でも、今までここのお客様の会社を何社か見学させて頂いたのですが一人で行くと目立ってしまいまして、加奈と一緒だともっと目立ってしまいそうですが。」
「では会長とセットでもっと目立って貰おうかな。」
「同族経営を強調して良いのですか?」
「私が名大で済む所を東大へ行ったのは、社長の器を社員達に知らしめる為なんだ。
会社に入った時、社内に東大卒はいなかった、まあ、学歴を利用しつつ実力を発揮して社長になった。

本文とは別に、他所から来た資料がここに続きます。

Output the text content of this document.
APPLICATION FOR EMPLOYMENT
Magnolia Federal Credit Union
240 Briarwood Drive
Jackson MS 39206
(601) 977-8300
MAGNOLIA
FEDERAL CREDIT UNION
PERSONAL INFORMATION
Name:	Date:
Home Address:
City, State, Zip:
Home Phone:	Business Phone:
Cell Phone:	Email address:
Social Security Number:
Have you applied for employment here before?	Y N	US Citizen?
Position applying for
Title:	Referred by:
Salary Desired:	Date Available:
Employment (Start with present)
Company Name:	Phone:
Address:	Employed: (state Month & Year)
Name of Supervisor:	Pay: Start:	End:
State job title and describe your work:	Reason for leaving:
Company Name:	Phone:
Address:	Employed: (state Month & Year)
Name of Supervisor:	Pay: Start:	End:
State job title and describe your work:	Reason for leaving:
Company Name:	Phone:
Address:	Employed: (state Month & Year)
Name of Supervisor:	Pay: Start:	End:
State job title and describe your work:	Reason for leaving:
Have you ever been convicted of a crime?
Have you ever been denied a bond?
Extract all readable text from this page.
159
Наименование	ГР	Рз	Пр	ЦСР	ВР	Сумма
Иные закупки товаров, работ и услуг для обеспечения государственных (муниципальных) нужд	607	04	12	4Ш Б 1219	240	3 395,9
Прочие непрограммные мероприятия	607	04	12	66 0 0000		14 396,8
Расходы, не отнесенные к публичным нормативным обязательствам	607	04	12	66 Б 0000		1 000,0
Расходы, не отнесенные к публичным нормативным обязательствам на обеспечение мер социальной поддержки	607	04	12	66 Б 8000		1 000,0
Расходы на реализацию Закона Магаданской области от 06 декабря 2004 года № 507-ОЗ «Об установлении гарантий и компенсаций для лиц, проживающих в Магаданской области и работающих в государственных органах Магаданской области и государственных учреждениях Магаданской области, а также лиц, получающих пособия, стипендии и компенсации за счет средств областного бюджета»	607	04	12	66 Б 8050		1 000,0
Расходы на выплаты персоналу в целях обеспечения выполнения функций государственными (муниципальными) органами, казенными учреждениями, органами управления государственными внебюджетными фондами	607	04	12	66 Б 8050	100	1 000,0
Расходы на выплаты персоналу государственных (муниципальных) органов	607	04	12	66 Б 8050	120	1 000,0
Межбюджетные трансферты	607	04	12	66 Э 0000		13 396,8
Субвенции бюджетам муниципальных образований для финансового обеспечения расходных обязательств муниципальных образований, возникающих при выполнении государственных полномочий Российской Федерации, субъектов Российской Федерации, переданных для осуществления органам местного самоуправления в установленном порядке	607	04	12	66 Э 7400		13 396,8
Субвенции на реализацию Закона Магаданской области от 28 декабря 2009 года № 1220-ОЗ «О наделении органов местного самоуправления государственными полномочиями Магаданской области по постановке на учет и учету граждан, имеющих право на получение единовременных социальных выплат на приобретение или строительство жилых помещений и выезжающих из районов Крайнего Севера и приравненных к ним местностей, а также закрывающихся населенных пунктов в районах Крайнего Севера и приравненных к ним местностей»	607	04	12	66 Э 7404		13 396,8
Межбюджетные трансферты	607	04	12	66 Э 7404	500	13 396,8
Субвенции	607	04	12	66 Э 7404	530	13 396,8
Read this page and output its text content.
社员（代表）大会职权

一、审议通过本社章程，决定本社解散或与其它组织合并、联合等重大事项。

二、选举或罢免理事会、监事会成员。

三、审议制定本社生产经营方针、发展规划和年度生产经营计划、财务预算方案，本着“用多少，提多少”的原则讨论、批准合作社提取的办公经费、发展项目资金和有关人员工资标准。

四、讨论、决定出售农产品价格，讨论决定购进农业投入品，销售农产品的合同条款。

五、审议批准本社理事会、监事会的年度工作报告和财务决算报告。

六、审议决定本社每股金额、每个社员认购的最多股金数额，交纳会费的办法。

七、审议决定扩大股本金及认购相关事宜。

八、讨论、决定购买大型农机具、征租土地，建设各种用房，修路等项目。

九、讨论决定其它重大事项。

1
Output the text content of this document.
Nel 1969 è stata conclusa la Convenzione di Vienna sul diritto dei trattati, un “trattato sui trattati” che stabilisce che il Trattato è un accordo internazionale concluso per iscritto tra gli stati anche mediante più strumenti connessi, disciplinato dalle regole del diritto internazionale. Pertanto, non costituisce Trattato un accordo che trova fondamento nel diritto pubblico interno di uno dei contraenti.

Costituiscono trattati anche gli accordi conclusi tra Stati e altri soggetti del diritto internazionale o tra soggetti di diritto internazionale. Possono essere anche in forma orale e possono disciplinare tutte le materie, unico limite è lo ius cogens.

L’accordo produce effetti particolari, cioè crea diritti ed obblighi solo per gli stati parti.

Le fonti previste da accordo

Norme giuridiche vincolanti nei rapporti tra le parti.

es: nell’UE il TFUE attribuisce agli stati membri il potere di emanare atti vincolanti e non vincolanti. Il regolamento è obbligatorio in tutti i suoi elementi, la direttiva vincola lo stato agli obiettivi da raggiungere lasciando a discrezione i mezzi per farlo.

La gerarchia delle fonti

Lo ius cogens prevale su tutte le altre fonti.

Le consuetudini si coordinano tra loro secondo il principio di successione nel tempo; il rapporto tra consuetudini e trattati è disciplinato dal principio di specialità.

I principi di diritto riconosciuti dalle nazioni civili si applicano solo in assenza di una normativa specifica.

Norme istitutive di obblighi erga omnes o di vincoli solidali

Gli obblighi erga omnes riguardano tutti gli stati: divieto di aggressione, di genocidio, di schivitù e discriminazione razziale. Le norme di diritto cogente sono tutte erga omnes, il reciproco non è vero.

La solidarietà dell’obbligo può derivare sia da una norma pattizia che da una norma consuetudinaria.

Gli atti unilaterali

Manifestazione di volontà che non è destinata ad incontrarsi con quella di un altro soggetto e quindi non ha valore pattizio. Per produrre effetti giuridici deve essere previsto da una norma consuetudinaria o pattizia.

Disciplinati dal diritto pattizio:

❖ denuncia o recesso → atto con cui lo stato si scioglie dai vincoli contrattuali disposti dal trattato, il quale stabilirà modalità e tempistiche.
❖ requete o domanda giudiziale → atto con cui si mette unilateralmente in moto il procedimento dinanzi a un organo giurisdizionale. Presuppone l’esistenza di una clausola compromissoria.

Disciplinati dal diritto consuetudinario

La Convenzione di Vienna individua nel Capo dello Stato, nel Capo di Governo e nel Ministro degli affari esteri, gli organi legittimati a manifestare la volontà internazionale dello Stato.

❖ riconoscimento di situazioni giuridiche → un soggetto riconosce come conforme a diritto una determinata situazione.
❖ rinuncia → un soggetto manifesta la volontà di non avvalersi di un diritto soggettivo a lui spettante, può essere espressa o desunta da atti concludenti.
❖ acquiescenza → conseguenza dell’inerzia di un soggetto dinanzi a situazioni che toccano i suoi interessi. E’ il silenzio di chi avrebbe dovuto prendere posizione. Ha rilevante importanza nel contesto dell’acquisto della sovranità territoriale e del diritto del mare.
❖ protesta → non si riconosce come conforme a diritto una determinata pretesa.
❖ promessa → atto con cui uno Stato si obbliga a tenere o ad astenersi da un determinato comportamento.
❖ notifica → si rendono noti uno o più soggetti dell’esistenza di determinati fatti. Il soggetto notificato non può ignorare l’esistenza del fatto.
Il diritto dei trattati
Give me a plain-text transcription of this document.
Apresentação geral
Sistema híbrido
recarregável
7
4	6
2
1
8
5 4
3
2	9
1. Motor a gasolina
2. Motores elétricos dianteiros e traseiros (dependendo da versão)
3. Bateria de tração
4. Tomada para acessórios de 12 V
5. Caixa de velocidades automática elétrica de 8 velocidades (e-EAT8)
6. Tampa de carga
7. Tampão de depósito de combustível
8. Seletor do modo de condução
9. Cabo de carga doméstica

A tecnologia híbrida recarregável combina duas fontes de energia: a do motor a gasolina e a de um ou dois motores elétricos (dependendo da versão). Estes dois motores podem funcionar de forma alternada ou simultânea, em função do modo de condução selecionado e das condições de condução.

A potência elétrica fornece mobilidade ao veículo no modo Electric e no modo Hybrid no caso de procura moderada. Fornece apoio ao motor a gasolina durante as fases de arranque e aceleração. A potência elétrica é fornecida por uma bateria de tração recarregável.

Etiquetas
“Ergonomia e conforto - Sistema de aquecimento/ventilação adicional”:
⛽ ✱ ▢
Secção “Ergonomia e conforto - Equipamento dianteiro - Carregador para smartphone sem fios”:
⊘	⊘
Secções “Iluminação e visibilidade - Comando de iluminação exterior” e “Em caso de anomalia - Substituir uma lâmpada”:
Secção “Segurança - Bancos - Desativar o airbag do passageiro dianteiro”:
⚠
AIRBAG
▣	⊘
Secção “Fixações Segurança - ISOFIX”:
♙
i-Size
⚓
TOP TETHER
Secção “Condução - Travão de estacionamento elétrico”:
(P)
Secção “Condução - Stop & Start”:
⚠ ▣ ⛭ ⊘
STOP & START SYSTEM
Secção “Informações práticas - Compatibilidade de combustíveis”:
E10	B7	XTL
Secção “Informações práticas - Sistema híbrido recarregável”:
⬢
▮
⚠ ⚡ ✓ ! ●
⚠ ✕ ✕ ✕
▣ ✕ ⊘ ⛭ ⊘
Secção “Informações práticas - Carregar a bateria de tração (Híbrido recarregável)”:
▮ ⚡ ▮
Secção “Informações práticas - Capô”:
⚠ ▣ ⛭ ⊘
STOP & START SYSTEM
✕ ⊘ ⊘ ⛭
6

私は三代目にあたるのだが、二代目の息子だからという理由だけでは無いと社員達は分かってるのさ。」
「三代目が潰すパターンでは無いのですね、加奈はどうするの?」
「お爺ちゃんやお父さんが頑張った結果、会社が大きくなって経営者の責任も大きくなっているわ、私は株主として見守る立場を模索中、でも、しっかり任せられる人が見つからなかったら自分が社長になる事も選択肢の一つなの。」
「結婚相手を社長にとかは?」
「都合良くそんな相手が見つかると思う?」
「そうね、化け猫亭で出会った重役さんと大学の男子を比べるのは間違ってるとは思うけど、ここの会員になれそうな人には、しっかり彼女がいるか…。」